Con il passare dei secoli il loro emblema si trasformò e assunse una nuova veste, prendendo il nome di Ordo Supremus Militaris Templi Zion, OSMTZ. Un tributo a un'antica epistola segreta che, secondo la tradizione, racchiudeva la chiave per interpretare le profezie di Gerusalemme.
Chiunque desideri entrare nell'OSMTZ 1314 deve affrontare quattro prove: non di forza, ma di spirito.
La Meditazione
Rimanere un giorno e una notte senza parlare, per imparare ad ascoltare la voce interiore.
La Luce
Attraversare un corridoio buio portando solo una piccola candela, senza mai lasciarla spegnere.
Il Perdono
Perdonare se stessi e gli altri per liberare il proprio animo da ogni legame che incatena.
Affidarsi
Non temere il suo presente, né il suo futuro.

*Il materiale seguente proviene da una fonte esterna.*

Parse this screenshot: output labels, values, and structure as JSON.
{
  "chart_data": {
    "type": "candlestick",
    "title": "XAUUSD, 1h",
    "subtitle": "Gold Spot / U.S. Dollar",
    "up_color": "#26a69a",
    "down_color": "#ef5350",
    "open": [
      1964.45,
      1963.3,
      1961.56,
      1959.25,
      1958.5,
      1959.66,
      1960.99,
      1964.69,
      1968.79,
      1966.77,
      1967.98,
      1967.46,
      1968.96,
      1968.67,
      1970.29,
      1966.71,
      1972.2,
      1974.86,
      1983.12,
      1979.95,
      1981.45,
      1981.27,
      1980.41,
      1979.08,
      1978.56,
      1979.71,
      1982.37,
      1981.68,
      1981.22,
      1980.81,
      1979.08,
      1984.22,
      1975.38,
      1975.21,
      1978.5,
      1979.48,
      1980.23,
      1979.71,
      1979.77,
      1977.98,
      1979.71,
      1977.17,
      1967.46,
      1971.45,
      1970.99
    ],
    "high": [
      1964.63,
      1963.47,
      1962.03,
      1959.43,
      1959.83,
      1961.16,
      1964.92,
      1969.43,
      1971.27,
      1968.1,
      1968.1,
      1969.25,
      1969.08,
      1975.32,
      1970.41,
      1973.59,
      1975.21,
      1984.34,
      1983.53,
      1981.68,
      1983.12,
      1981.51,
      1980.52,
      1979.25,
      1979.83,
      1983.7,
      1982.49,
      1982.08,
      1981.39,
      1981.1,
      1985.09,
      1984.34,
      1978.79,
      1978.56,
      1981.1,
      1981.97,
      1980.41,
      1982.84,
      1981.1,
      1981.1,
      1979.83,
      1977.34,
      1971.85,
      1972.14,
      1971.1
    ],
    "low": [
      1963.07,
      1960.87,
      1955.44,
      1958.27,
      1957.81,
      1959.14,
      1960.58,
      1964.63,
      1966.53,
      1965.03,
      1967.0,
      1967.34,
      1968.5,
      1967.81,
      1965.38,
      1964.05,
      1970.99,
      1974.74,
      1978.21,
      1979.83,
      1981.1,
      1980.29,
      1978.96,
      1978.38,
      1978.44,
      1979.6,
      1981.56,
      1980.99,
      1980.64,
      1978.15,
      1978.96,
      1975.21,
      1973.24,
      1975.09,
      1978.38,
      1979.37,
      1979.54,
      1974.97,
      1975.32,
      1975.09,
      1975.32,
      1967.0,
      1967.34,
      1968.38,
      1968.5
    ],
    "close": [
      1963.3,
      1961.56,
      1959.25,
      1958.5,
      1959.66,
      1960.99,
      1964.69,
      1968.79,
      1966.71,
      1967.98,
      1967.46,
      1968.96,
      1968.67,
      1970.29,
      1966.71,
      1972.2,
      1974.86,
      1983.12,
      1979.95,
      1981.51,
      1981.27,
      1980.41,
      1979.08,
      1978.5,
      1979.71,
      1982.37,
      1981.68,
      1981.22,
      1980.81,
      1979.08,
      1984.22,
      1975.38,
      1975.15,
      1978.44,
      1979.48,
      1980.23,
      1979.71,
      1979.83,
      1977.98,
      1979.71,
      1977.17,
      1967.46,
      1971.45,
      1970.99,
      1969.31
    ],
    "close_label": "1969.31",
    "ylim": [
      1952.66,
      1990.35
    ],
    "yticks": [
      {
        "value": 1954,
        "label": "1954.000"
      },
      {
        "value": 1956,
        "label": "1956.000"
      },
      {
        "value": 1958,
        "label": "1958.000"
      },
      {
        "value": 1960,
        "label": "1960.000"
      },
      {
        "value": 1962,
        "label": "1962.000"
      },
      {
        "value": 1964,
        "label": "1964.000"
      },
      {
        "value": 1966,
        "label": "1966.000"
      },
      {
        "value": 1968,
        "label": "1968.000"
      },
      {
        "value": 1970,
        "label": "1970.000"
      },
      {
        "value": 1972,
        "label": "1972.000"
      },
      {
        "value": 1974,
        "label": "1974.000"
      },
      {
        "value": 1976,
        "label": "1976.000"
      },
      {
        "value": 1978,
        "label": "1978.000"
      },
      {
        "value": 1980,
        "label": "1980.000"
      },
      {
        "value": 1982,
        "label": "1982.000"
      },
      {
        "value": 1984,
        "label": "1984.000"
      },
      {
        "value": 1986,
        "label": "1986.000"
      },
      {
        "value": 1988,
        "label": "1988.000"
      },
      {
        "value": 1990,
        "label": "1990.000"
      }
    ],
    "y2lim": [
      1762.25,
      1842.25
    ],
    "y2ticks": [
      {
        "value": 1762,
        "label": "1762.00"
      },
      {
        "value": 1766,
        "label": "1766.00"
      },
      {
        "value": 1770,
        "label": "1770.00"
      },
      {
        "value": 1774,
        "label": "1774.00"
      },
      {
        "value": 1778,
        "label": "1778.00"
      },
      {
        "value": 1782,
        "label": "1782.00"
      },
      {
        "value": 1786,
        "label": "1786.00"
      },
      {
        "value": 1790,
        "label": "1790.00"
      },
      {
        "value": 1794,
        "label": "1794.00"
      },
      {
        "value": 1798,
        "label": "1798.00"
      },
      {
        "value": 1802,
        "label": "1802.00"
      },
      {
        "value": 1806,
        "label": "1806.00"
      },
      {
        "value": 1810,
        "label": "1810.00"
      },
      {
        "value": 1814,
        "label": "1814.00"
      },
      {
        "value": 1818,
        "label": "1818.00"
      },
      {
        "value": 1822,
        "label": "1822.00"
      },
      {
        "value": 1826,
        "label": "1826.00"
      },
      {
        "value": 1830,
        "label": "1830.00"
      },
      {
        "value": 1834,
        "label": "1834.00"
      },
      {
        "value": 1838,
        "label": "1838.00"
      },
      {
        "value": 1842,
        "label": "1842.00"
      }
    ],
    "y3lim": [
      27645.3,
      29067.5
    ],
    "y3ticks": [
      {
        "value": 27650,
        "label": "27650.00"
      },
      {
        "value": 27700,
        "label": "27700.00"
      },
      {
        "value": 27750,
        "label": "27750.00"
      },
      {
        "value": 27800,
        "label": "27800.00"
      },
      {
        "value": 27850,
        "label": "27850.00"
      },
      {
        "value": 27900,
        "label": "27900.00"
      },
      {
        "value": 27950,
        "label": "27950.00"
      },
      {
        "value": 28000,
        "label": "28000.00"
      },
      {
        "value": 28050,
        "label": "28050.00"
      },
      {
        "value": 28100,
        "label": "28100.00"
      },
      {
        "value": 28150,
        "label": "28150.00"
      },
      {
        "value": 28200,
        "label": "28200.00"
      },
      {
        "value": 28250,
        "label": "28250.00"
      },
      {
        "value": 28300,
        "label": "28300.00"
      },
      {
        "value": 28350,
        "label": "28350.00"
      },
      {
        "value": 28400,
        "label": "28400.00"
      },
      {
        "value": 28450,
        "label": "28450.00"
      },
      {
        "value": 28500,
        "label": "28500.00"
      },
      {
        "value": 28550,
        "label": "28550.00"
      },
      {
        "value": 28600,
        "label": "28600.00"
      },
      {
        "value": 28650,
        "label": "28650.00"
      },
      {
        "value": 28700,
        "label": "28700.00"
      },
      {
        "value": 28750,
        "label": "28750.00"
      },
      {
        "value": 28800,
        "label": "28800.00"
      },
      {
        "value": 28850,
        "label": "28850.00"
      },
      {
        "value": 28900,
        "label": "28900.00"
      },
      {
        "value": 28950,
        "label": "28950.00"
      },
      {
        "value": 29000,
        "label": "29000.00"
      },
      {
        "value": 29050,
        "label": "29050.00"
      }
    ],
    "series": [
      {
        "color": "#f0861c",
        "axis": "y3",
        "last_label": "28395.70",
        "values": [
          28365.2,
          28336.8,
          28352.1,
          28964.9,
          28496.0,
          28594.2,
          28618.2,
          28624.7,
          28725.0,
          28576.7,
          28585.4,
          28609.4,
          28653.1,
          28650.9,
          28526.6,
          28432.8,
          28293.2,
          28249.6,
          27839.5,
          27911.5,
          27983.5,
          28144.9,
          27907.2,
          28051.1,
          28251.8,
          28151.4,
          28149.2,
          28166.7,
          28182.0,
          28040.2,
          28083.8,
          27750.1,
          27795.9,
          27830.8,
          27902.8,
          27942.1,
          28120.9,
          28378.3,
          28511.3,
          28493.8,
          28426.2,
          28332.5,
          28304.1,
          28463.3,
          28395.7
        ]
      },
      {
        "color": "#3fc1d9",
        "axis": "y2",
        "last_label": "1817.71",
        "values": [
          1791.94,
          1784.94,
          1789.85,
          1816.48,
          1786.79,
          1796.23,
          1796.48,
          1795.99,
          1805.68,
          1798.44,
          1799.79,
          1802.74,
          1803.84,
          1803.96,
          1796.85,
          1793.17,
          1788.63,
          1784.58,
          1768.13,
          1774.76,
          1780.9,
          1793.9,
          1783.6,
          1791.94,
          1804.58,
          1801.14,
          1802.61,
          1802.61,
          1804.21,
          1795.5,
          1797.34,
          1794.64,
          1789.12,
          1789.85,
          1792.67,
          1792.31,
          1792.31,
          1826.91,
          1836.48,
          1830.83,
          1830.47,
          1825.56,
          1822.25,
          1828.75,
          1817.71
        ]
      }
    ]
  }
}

Affidare tutto a Dio ed Egli si prenderà cura di sé.
Nel presente, i membri dell'OSMTZ 1314 si muovono tra la gente in incognito: li incontri come ricercatori, viandanti, medici o artisti. Eppure, quando la notte rende più sottile il confine tra le epoche, si riuniscono in antiche abbazie o cripte dimenticate. Lì, il loro sigillo torna a brillare, ravvivato dal fuoco del rito.
Per molti sono solo un mito. Ma alcuni sostengono di aver scorto cavalieri vestiti di bianco montare la guardia, muti, ai margini delle città. Altri parlano di una confraternita che non può estinguersi, perché esiste per risorgere ogni volta che l'umanità smarrisce la strada.
Agli inizi del XII secolo, in una Terra Santa divisa tra fede e conflitto, alcuni uomini avvertirono un richiamo che saliva dal profondo. Non fu un comando urlato, ma un sussurro che travolgeva l'anima: l'invito a compiere una missione.
«Eppure non combattiamo, quando questa terra lo esige. Scegliamo uno di noi come guida, che ci conduca quando la battaglia sarà inevitabile.»
Intorno al 1118, Hugues de Payns e otto compagni — nobili di sangue, ma liberi da ogni vanità — si presentarono al re Baldovino II. Non chiedevano oro né onori: chiedevano di difendere i pellegrini che attraversavano il deserto verso Gerusalemme.
Vivevano nella povertà e nella preghiera, tra le rovine del Tempio di Salomone. Lì, tra pietra e silenzio, prese forma un Ordine di luce e disciplina.
«Eleggiamo maestro uno di noi…» Non fu solo una decisione pratica, ma il sigillo di una comunione spirituale. Ogni cavaliere si riconobbe parte di un unico corpo, consacrato al Bene.
L'Ordine nacque come strumento del Divino nella storia degli uomini: un ponte tra la contemplazione e l'azione retta.
Così i primi Templari furono al tempo stesso monaci e guerrieri, servitori e guide. Non inseguivano conquiste, ma custodia. Con loro nacque una cavalleria dello spirito: un ordine di servizio e sacrificio, dove spada e preghiera erano due volti della stessa verità.